Republican Asa Hutchinson, who spent years in the national political spotlight in Washington, D.C. as a congressman and Bush administration official, has returned home to mount a campaign for Arkansas' top job.
As a former undersecretary of Homeland Security, Hutchinson is campaigning on what he knows, outlining a four-pronged approach to curb illegal immigration -- a goal, he says, that should not be left up to the federal government.
His plan for the state includes requiring state and local jail authorities to verify the legal status of prisoners before releasing them and mandating more training for local law officers to check the immigration status of people in custody, reported the Arkansas News Bureau.
Hutchinson also would require state and private contractors doing work for the state to conform to federal standards of verifying workers' legal status.
In addition, he would add a full-time investigator to the Arkansas State Police Department to investigate fraud cases in an effort to discourage people from trying to falsify or forge legal documents.
Trained as a lawyer, Hutchinson first entered public service in 1982 when President Reagan appointed him U.S. attorney for western Arkansas, and as such successfully prosecuted a religious extremist group known as the Covenant, the Sword and the Arm of the Lord.

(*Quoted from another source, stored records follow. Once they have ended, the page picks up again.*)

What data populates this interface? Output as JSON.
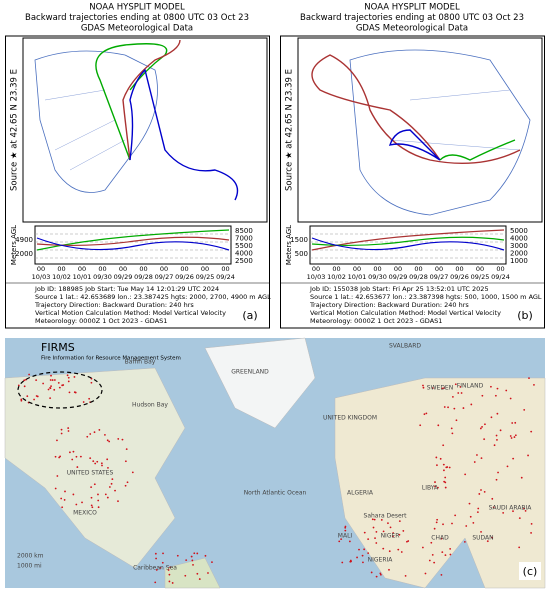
{
  "panels": [
    {
      "header": [
        "NOAA HYSPLIT MODEL",
        "Backward trajectories ending at 0800 UTC 03 Oct 23",
        "GDAS Meteorological Data"
      ],
      "side_label": "Source ★ at 42.65 N 23.39 E",
      "y_axis_label": "Meters AGL",
      "left_ticks": [
        "4900",
        "2000"
      ],
      "right_ticks": [
        "8500",
        "7000",
        "5500",
        "4000",
        "2500"
      ],
      "hour_ticks": [
        "00",
        "00",
        "00",
        "00",
        "00",
        "00",
        "00",
        "00",
        "00",
        "00"
      ],
      "dates": [
        "10/03",
        "10/02",
        "10/01",
        "09/30",
        "09/29",
        "09/28",
        "09/27",
        "09/26",
        "09/25",
        "09/24"
      ],
      "info": [
        "Job ID: 188985          Job Start: Tue May 14 12:01:29 UTC 2024",
        "Source 1 lat.: 42.653689 lon.: 23.387425  hgts: 2000, 2700, 4900 m AGL",
        "Trajectory Direction: Backward      Duration: 240 hrs",
        "Vertical Motion Calculation Method:      Model Vertical Velocity",
        "Meteorology: 0000Z 1 Oct 2023 - GDAS1"
      ],
      "panel_label": "(a)"
    },
    {
      "header": [
        "NOAA HYSPLIT MODEL",
        "Backward trajectories ending at 0800 UTC 03 Oct 23",
        "GDAS Meteorological Data"
      ],
      "side_label": "Source ★ at 42.65 N 23.39 E",
      "y_axis_label": "Meters AGL",
      "left_ticks": [
        "1500",
        "500"
      ],
      "right_ticks": [
        "5000",
        "4000",
        "3000",
        "2000",
        "1000"
      ],
      "hour_ticks": [
        "00",
        "00",
        "00",
        "00",
        "00",
        "00",
        "00",
        "00",
        "00",
        "00"
      ],
      "dates": [
        "10/03",
        "10/02",
        "10/01",
        "09/30",
        "09/29",
        "09/28",
        "09/27",
        "09/26",
        "09/25",
        "09/24"
      ],
      "info": [
        "Job ID: 155038          Job Start: Fri Apr 25 13:52:01 UTC 2025",
        "Source 1 lat.: 42.653677 lon.: 23.387398  hgts: 500, 1000, 1500 m AGL",
        "Trajectory Direction: Backward      Duration: 240 hrs",
        "Vertical Motion Calculation Method:      Model Vertical Velocity",
        "Meteorology: 0000Z 1 Oct 2023 - GDAS1"
      ],
      "panel_label": "(b)"
    }
  ],
  "map": {
    "title": "FIRMS",
    "subtitle": "Fire Information for Resource Management System",
    "labels": [
      "GREENLAND",
      "Baffin Bay",
      "Hudson Bay",
      "SVALBARD",
      "SWEDEN",
      "FINLAND",
      "UNITED KINGDOM",
      "UNITED STATES",
      "MEXICO",
      "North Atlantic Ocean",
      "Caribbean Sea",
      "ALGERIA",
      "LIBYA",
      "Sahara Desert",
      "MALI",
      "NIGER",
      "CHAD",
      "SUDAN",
      "NIGERIA",
      "SAUDI ARABIA"
    ],
    "scale": [
      "2000 km",
      "1000 mi"
    ],
    "panel_label": "(c)"
  }
}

Hutchinson next ran, unsuccessfully, for then-incumbent Democratic Sen. Dale Bumpers' seat and again, also unsuccessfully, as attorney general. He instead served for five years as chairman of the state's Republican Party.
Hutchinson was elected to the U.S. House in 1996 and re-elected two more times in 1998 and 2000. In Congress, he was involved in efforts to crack down on illegal drugs, particularly methamphetamines, and reform campaign finance laws.
He also had a role in the historic impeachment trial of President Clinton, serving as one of the managers charged with prosecuting the president in the U.S. Senate.
"This is certainly a humbling experience for a small town lawyer. I learned to love and respect the law trying cases in the courtrooms of rural Arkansas and the scene is different in this historic chamber with the chief justice presiding, but what is at stake remains the same," Hutchinson said at the time. "In every case heard in every courtroom in this great country: it is truth, justice and the law that are at stake. In this journey on earth there is nothing of greater consequence for us to devote our energies to than to search for the truth, to pursue equal justice and to uphold the law."
He was appointed administrator of the Drug Enforcement Administration in 2001, and then after the Sept. 11, 2001 terrorist attacks in the United States, was confirmed by the Senate as under secretary of the Department of Homeland Security.
In January 2005, he stepped down from his post at DHS to return to Arkansas and announce his intentions to run for governor.